Take a peak at the general waveform.
badastronaut1.jpg


Now I will zoom in and just hit a random screen capture. I was not even trying to capture such a horrible moment of clipping.
badastronaut2.jpg


Its really a good song and album, but the clipping kills me sometimes. I'm glad the album has massive dynamics so there is only a couple songs that have this giant brick wall of distortion. Take a listen for yourself.
 
Dang. I hardly know anything about mastering but I do know that a solid square passage on a wave form is bad news.
 
Ouch! Man, I haven't seen that many square waves since my AF electronics training.
 
Hmm...that's called mastering...
I thought it was called 'I forget to set the frickn' levels':D
 
How about adding some gain riding and/or slow low ratio comp to get the average in line, befor hitting the flatliner?
 
In electronics, we refere to that as DC with a slight AC component.:eek: I hope you didn't pay for that.
 
I could dig up the actual mastering house from the CD sleeve but I think that would be a futile gesture. You can see a lot of CDs today with squared out peaks, usually not as much as this one specific screen shot. Its just scary :eek: to look at. Have any of you listened to the mp3. To a casual listener I'm not sure most would even realise what they are hearing. But if you are at all into accurate listening and know what distortion sounds like then you will know that sometime is wrong when it gets loud.

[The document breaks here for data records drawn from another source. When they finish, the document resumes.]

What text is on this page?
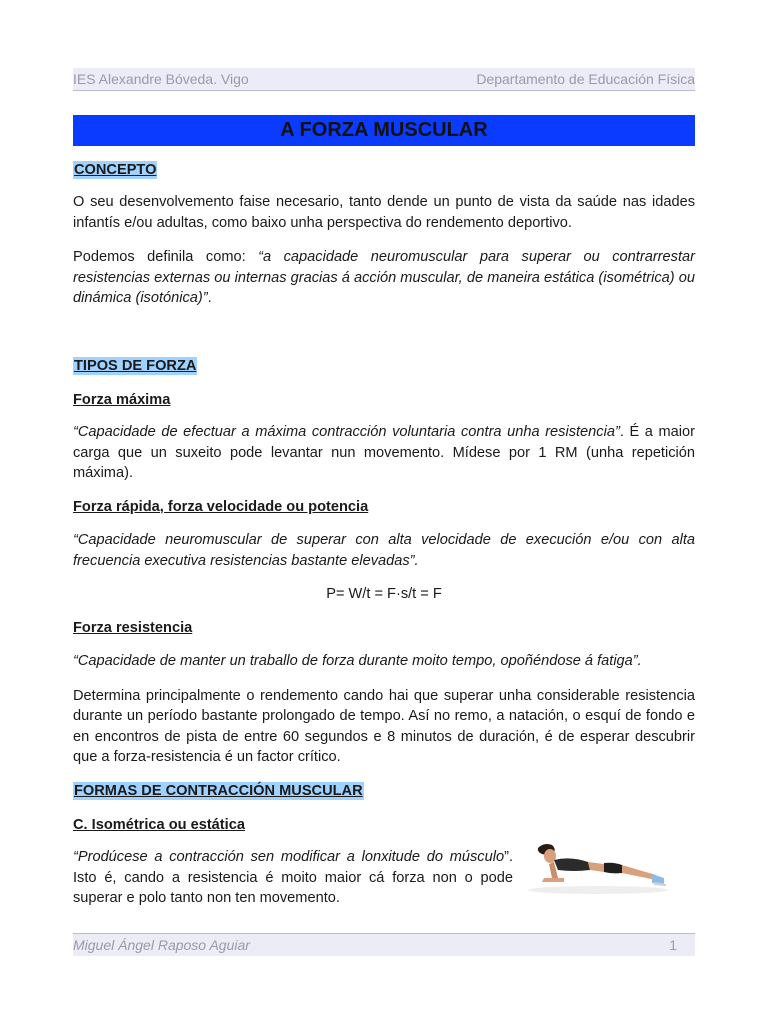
IES Alexandre Bóveda. Vigo	Departamento de Educación Física
A FORZA MUSCULAR
CONCEPTO

O seu desenvolvemento faise necesario, tanto dende un punto de vista da saúde nas idades infantís e/ou adultas, como baixo unha perspectiva do rendemento deportivo.

Podemos definila como: “a capacidade neuromuscular para superar ou contrarrestar resistencias externas ou internas gracias á acción muscular, de maneira estática (isométrica) ou dinámica (isotónica)”.

TIPOS DE FORZA
Forza máxima

“Capacidade de efectuar a máxima contracción voluntaria contra unha resistencia”. É a maior carga que un suxeito pode levantar nun movemento. Mídese por 1 RM (unha repetición máxima).

Forza rápida, forza velocidade ou potencia

“Capacidade neuromuscular de superar con alta velocidade de execución e/ou con alta frecuencia executiva resistencias bastante elevadas”.

P= W/t = F·s/t = F

Forza resistencia

“Capacidade de manter un traballo de forza durante moito tempo, opoñéndose á fatiga”.

Determina principalmente o rendemento cando hai que superar unha considerable resistencia durante un período bastante prolongado de tempo. Así no remo, a natación, o esquí de fondo e en encontros de pista de entre 60 segundos e 8 minutos de duración, é de esperar descubrir que a forza-resistencia é un factor crítico.

FORMAS DE CONTRACCIÓN MUSCULAR
C. Isométrica ou estática

“Prodúcese a contracción sen modificar a lonxitude do músculo”. Isto é, cando a resistencia é moito maior cá forza non o pode superar e polo tanto non ten movemento.

Miguel Ángel Raposo Aguiar	1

Whatever happened to turning the volume knob up when you wanted it louder? It seems that sometimes I'm turning the volume down during the "louder" parts in order to stop the horrible distortion im hearing, but I have to remember its coming off of the CD, not the amp or speakers.
 
If they did this to the levels I'd hate to hear what they did with the EQ.

This type of thing is what I call the "2X4" effect, essentially when a mastering engineer makes a waveform look like a 2X4 piece of wood. Unfortunately it is all too common. Take a look at a Limp Bizkit CD sometime.

The fact that this is prominent in one section makes me believe that this engineer has no concept of dynamics and probably just ran your mix through a brick-wall limiter to raise the level.

Personally I use as many as 4-5 different compressors when mastering for different types of processing. For example, one for average levels, one for multiband dynamics (controlling frequency balance or to bring an element in the mix up/down), one for de-essing, one (maybe 2) for limiting, etc.